O Conselho Editorial dos Cadernos do Arquivo Municipal decidiu dedicar dois números à evocação dos 200 anos da Revolução de 1820 e indicar-me para coordenar o projeto que, desde a primeira hora, aceitei com gosto e honra. Os trabalhos foram muitos e a muitos ficou a dever a dedicação, o empenho profissional e a competência historiográfica.
Por isso, gostaria de comprazer-me e agradecer. Mostrar a minha grande satisfação pela superior qualidade dos dois números, com dezanove trabalhos e quatro recensões, que contribuem para um entendimento mais alargado e inovador do processo de construção do Estado Liberal a partir da revolução vintista.
E agradecer a todos os que escreveram para os dois números, Adelaide Brochado, Álvaro Costa de Matos, Ana Cristina Araújo, António Pedro Manique, Carlos Louzada Subtil, Carlos Manique da Silva, Eduardo Soczek Mendes, José Amado Mendes, José Guilherme Victorino, Luís Alves Fraga, Manuel M. Cardoso Leal, María Zozaya-Montes, Nara Tinoco, Nuno Camarinhas, Sandra Cunha Pires, Sónia Pereira Henriques, Telma Mattos Ruas, Teresa Fonseca e Thais Palmeira Moraes. Quero prestar a minha admiração e agradecimento porque foram eles que construíram os conteúdos destes números.

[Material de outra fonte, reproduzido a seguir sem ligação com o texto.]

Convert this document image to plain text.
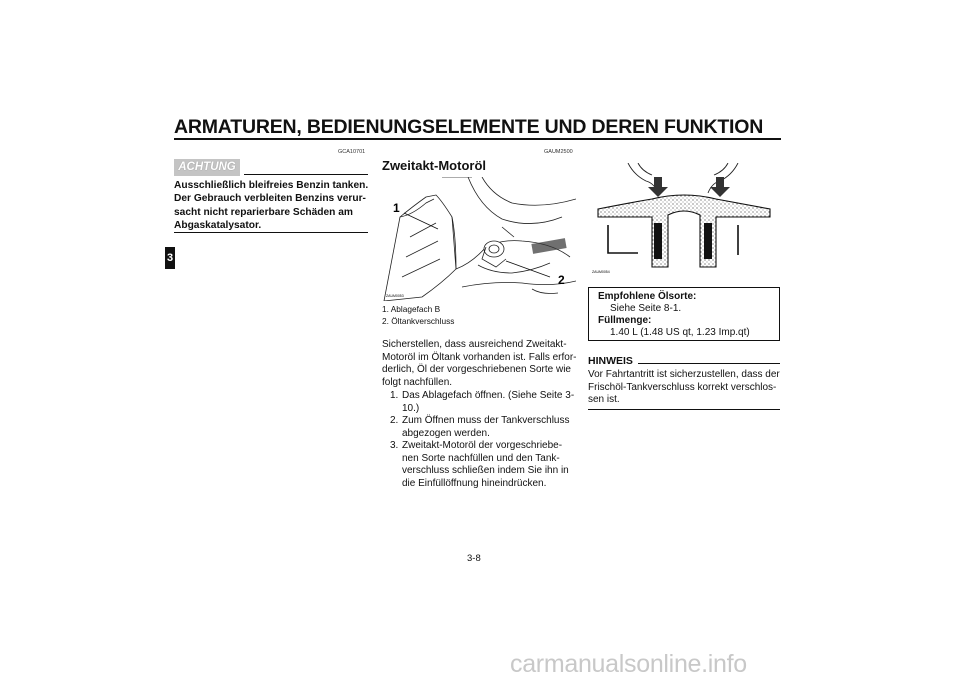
ARMATUREN, BEDIENUNGSELEMENTE UND DEREN FUNKTION
3
GCA10701
ACHTUNG
Ausschließlich bleifreies Benzin tanken. Der Gebrauch verbleiten Benzins verur-sacht nicht reparierbare Schäden am Abgaskatalysator.
GAUM2500
Zweitakt-Motoröl
1
2
ZAUM0053
1. Ablagefach B
2. Öltankverschluss
Sicherstellen, dass ausreichend Zweitakt-Motoröl im Öltank vorhanden ist. Falls erfor-derlich, Öl der vorgeschriebenen Sorte wie folgt nachfüllen.
1. Das Ablagefach öffnen. (Siehe Seite 3-10.)
2. Zum Öffnen muss der Tankverschluss abgezogen werden.
3. Zweitakt-Motoröl der vorgeschriebe-nen Sorte nachfüllen und den Tank-verschluss schließen indem Sie ihn in die Einfüllöffnung hineindrücken.
ZAUM0054
Empfohlene Ölsorte:
Siehe Seite 8-1.
Füllmenge:
1.40 L (1.48 US qt, 1.23 Imp.qt)
HINWEIS
Vor Fahrtantritt ist sicherzustellen, dass der Frischöl-Tankverschluss korrekt verschlos-sen ist.
3-8
carmanualsonline.info
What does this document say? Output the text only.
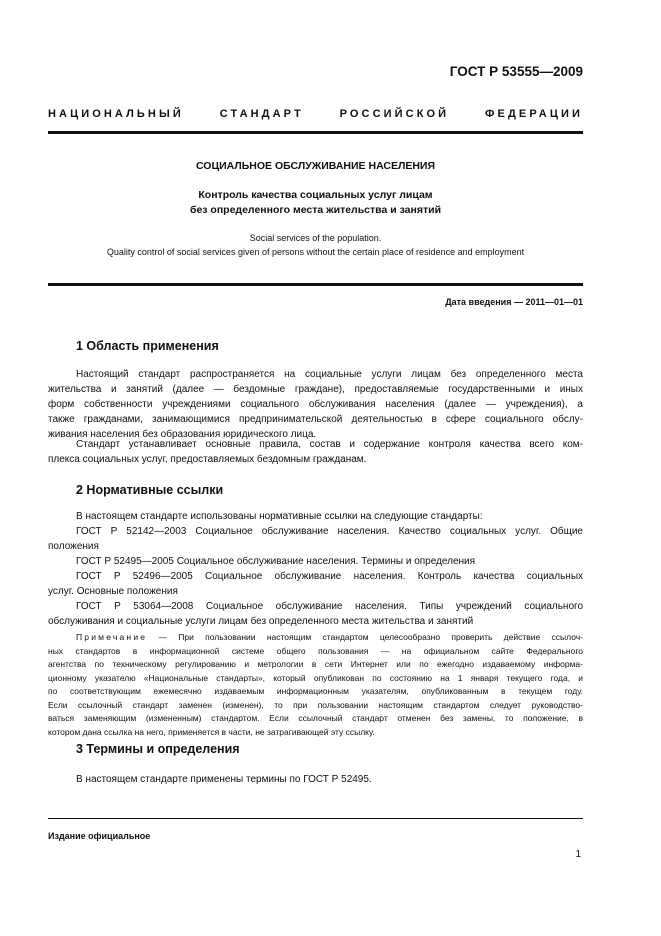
ГОСТ Р 53555—2009
НАЦИОНАЛЬНЫЙ СТАНДАРТ РОССИЙСКОЙ ФЕДЕРАЦИИ
СОЦИАЛЬНОЕ ОБСЛУЖИВАНИЕ НАСЕЛЕНИЯ
Контроль качества социальных услуг лицам
без определенного места жительства и занятий
Social services of the population.
Quality control of social services given of persons without the certain place of residence and employment
Дата введения — 2011—01—01
1 Область применения
Настоящий стандарт распространяется на социальные услуги лицам без определенного места
жительства и занятий (далее — бездомные граждане), предоставляемые государственными и иных
форм собственности учреждениями социального обслуживания населения (далее — учреждения), а
также гражданами, занимающимися предпринимательской деятельностью в сфере социального обслу-
живания населения без образования юридического лица.
Стандарт устанавливает основные правила, состав и содержание контроля качества всего ком-
плекса социальных услуг, предоставляемых бездомным гражданам.
2 Нормативные ссылки
В настоящем стандарте использованы нормативные ссылки на следующие стандарты:
ГОСТ Р 52142—2003 Социальное обслуживание населения. Качество социальных услуг. Общие
положения
ГОСТ Р 52495—2005 Социальное обслуживание населения. Термины и определения
ГОСТ Р 52496—2005 Социальное обслуживание населения. Контроль качества социальных
услуг. Основные положения
ГОСТ Р 53064—2008 Социальное обслуживание населения. Типы учреждений социального
обслуживания и социальные услуги лицам без определенного места жительства и занятий
Примечание — При пользовании настоящим стандартом целесообразно проверить действие ссылоч-
ных стандартов в информационной системе общего пользования — на официальном сайте Федерального
агентства по техническому регулированию и метрологии в сети Интернет или по ежегодно издаваемому информа-
ционному указателю «Национальные стандарты», который опубликован по состоянию на 1 января текущего года, и
по соответствующим ежемесячно издаваемым информационным указателям, опубликованным в текущем году.
Если ссылочный стандарт заменен (изменен), то при пользовании настоящим стандартом следует руководство-
ваться заменяющим (измененным) стандартом. Если ссылочный стандарт отменен без замены, то положение, в
котором дана ссылка на него, применяется в части, не затрагивающей эту ссылку.
3 Термины и определения
В настоящем стандарте применены термины по ГОСТ Р 52495.
Издание официальное
1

Mas quem os organizou, preparando as revisões científicas, a correção dos textos, a edição e a comunicação com os autores, foi uma equipe do Arquivo Municipal, competente e dedicada, a quem quero deixar os meus maiores elogios e obséquios: Denise Santos, Fernando Matos, Joana Pinheiro (design), Nuno Campos, Nuno Martins, Sandra Cunha Pires e, também, Pedro Cordeiro e Susana Santareno (comunicação). Na coordenação exímia, pronta e aturada desta equipe quero distinguir a Marta Gomes a quem me ligam já laços de amizade. Um agradecimento pelo apoio institucional da Helena Neves que soube, junto das instâncias de decisão, apoiar as muitas tarefas, algumas complicadas, para a edição online e em suporte de papel.

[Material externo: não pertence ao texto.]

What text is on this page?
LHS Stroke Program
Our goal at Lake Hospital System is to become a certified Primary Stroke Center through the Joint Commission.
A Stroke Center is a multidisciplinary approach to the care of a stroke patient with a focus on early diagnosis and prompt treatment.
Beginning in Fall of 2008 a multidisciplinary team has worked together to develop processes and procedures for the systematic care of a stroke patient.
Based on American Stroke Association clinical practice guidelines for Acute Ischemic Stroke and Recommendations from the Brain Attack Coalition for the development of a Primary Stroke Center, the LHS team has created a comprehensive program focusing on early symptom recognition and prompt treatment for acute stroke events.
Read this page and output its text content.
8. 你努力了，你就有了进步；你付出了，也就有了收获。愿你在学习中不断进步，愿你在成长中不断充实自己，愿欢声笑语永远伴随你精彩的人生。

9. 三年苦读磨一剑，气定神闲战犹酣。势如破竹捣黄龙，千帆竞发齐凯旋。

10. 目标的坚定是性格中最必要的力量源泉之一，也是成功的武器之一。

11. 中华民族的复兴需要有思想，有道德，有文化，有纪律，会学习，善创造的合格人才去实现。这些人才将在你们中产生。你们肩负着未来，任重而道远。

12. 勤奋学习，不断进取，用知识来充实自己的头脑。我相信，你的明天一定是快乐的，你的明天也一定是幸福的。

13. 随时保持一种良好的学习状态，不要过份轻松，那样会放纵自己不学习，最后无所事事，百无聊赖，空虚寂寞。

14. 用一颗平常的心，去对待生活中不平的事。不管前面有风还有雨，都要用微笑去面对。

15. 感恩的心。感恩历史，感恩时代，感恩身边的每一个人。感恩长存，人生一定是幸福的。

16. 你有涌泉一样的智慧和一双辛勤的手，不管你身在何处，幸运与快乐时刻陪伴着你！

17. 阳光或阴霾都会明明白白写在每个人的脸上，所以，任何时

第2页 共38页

O número 14 destes Cadernos do Arquivo Municipal é caracterizado por uma vertente política, institucional e administrativa.
Abre com um artigo de José Subtil sobre o «Estado de Polícia, Revolução e Estado Liberal (1760-1865): “Em homenagem a António Manuel Hespanha”» onde se comparam os resultados do reformismo iluminista da segunda metade do século XVIII com os resultados do Estado Liberal passados 45 anos da revolução. A conclusão a que se chegou é de uma forte ligação entre os dois períodos embora a revolução induza a ideia de um corte radical com o Antigo Regime. A homenagem prestada justifica-se na medida em que António Manuel Hespanha foi o historiador que mais contribuiu para o conhecimento plural e multifacetado da construção e/ou da imaginação da construção do Estado, desde o século XVII até ao século XIX.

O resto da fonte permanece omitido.